Design: A cross-sectional clinic-/hospital-based survey.
Setting: Five district medical centres in Dakahlia Governorate: Shirbin, Bilquas, Samblawen, Dekrinis and Mansoura City.
Population: One thousand married women aged between 16 and 49 years.
Methods: Data were collected by personal interview in a questionnaire format in addition to physical examination (when allowed).
Main outcome measures: FSD and associated risk factors.

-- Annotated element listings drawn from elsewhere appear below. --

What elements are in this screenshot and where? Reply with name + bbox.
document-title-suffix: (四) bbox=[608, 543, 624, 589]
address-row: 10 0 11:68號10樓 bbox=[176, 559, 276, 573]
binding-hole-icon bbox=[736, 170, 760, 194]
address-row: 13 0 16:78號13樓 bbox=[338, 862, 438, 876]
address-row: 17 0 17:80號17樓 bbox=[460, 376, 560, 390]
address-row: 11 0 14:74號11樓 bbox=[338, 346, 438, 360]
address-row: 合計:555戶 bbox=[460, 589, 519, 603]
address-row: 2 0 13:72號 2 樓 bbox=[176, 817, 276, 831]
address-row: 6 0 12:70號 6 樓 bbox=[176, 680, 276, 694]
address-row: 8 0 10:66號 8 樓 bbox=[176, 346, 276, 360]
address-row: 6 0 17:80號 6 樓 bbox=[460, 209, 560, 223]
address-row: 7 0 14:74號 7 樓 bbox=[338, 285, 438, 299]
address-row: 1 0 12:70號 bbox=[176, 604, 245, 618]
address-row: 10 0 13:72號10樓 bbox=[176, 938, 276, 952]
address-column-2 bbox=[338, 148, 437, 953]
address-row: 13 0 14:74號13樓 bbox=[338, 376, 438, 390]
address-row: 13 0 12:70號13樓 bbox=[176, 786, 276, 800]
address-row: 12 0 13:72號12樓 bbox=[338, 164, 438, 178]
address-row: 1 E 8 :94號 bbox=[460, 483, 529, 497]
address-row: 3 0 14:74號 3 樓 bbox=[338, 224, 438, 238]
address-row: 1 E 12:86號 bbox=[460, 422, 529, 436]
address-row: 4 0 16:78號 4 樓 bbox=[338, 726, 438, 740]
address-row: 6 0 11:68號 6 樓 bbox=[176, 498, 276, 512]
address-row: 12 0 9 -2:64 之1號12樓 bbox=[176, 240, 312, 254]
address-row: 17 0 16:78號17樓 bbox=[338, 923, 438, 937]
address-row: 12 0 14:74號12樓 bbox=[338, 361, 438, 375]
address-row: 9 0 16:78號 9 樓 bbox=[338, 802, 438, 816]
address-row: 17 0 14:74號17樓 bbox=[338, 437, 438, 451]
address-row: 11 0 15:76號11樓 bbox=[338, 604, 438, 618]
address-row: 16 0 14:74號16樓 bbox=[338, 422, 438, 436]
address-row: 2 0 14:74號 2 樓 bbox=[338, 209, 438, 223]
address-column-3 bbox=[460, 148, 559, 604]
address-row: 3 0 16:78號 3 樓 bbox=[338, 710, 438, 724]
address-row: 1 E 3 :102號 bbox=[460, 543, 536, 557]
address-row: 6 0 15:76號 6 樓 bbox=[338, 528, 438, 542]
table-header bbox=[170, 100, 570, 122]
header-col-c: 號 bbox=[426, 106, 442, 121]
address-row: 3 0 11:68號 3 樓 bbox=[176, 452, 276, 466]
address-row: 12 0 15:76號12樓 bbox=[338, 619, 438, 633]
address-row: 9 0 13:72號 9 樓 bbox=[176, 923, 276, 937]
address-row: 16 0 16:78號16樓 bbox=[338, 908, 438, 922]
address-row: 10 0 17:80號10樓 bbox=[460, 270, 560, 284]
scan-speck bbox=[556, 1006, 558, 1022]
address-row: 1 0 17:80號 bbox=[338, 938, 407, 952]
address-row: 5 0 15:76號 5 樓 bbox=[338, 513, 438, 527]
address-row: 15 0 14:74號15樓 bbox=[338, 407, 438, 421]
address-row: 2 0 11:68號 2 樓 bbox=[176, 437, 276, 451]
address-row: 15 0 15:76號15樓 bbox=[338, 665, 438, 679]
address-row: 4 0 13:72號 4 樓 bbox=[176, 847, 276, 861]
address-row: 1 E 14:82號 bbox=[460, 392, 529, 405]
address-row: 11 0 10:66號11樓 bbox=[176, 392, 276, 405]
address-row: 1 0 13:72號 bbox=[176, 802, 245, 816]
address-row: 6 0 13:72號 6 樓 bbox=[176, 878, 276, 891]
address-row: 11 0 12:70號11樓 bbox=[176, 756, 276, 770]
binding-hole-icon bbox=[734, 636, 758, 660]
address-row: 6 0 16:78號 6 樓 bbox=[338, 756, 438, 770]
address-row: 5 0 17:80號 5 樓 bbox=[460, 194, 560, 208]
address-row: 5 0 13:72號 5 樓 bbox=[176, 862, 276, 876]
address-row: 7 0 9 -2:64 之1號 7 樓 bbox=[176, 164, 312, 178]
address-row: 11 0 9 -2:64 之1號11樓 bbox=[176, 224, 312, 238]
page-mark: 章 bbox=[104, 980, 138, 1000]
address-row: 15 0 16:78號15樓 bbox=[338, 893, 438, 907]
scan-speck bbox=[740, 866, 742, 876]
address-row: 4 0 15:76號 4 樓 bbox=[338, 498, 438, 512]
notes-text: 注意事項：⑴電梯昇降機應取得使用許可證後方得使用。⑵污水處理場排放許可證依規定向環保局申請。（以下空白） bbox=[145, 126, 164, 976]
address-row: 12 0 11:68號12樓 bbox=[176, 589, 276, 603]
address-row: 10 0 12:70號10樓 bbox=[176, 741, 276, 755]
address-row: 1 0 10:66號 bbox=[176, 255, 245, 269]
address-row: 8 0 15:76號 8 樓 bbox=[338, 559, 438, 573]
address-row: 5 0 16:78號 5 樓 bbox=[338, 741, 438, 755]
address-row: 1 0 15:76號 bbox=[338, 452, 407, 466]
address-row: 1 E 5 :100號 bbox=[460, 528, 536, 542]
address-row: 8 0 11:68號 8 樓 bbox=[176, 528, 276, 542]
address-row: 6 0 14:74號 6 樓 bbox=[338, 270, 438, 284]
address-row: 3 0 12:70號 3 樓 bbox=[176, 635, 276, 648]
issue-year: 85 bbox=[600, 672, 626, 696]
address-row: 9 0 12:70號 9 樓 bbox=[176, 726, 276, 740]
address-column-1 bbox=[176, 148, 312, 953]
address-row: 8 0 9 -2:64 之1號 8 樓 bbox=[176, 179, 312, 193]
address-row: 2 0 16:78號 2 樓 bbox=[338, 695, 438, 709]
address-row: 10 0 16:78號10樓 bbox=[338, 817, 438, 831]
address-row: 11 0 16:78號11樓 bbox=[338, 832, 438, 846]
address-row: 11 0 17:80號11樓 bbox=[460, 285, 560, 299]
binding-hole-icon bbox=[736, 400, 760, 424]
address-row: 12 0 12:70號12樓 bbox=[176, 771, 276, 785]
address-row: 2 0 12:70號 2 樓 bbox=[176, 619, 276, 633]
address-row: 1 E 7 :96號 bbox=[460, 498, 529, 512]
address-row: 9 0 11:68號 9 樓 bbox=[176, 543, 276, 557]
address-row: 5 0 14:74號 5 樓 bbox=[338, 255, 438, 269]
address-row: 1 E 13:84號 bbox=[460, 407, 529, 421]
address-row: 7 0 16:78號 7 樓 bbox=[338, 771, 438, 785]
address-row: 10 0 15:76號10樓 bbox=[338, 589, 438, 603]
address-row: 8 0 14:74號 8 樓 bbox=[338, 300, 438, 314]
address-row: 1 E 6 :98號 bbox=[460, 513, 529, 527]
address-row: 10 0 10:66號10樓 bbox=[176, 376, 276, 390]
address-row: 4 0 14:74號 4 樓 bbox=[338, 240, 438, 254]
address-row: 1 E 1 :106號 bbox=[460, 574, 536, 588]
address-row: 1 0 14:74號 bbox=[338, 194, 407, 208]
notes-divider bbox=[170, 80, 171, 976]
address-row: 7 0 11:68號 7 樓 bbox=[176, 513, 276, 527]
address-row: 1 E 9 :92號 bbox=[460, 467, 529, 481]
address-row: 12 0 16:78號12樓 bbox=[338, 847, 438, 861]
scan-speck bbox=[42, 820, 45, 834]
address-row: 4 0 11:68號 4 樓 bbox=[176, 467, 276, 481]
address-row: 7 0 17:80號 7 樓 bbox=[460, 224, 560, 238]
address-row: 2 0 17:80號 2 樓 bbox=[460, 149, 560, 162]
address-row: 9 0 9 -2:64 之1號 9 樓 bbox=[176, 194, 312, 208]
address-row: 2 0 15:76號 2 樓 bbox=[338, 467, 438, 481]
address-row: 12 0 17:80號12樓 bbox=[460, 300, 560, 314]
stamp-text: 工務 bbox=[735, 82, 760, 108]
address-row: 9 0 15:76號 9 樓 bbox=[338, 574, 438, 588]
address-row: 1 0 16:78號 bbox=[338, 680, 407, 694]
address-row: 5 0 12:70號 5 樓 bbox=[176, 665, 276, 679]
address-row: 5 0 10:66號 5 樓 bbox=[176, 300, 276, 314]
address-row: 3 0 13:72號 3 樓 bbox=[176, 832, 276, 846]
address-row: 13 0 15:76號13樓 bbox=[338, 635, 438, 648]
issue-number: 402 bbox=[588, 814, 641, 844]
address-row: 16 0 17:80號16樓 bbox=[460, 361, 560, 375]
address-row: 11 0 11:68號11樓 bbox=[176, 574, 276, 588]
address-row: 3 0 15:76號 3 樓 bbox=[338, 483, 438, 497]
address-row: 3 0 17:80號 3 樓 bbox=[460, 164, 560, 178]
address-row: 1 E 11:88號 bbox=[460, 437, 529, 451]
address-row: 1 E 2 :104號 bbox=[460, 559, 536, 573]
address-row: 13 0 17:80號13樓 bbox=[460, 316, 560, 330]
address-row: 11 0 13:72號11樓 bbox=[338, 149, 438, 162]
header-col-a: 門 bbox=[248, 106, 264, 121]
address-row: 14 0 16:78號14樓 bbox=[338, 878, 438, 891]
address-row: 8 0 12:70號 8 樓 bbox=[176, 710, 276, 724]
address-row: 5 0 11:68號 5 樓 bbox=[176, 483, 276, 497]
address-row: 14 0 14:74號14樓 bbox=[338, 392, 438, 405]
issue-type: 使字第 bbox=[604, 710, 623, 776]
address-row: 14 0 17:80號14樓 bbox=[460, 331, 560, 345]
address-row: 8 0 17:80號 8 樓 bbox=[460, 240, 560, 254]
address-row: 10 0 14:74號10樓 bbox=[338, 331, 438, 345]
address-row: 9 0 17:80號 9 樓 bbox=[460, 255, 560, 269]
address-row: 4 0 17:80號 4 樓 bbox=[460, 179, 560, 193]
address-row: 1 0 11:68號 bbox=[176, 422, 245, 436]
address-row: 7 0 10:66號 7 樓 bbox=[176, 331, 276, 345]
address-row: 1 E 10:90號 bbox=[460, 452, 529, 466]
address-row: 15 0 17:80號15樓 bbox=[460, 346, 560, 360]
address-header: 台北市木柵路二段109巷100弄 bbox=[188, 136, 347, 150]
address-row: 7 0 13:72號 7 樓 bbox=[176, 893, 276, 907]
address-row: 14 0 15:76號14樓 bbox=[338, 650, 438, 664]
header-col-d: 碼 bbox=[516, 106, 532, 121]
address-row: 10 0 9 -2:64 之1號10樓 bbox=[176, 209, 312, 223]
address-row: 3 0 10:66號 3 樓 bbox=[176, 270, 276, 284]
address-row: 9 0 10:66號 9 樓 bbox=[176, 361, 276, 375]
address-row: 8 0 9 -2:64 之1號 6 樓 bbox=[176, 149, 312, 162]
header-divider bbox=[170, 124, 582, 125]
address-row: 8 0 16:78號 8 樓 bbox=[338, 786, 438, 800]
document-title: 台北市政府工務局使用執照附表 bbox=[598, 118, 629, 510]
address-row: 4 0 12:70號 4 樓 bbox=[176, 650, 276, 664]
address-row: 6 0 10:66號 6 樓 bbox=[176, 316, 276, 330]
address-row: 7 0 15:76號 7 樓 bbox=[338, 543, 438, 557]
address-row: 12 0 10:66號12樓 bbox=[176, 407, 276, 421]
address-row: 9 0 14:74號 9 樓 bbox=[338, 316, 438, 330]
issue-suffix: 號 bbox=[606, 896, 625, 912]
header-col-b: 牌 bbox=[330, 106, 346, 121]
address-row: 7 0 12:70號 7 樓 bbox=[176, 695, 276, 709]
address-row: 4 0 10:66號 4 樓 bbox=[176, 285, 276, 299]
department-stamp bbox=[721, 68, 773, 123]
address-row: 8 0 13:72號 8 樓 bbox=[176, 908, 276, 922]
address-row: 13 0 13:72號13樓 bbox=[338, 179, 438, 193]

Results: The response rate was 93.6%. 68.9% of women had one or more sexual problems; however, 23% of the women with sexual problems were not distressed by these issues. 31.5% of women suffered from dyspareunia. 49.6% of the women had decreased sexual desire, 36% had difficult arousal and 16.9% had anorgasmia (primary and secondary). Marital disharmony, 'hate' and unfavourable socio-economic circumstances were the most common aggravating factors (28.1%) for sexual dysfunction among the participants, followed by pregnancy-related events (15.7%). Most women (84.5%) received no help for their sexual problems. 90.3% of the women were circumcised. Only 7.1% (46 of 645) of women with sexual problems had received treatment, with no real improvement reported in 58.7% (27 of the 46 women).
Conclusions: FSD is a highly prevalent problem within the scope of this study. Low reporting rates and very low treatment rates were identified in the sample from Lower Egypt.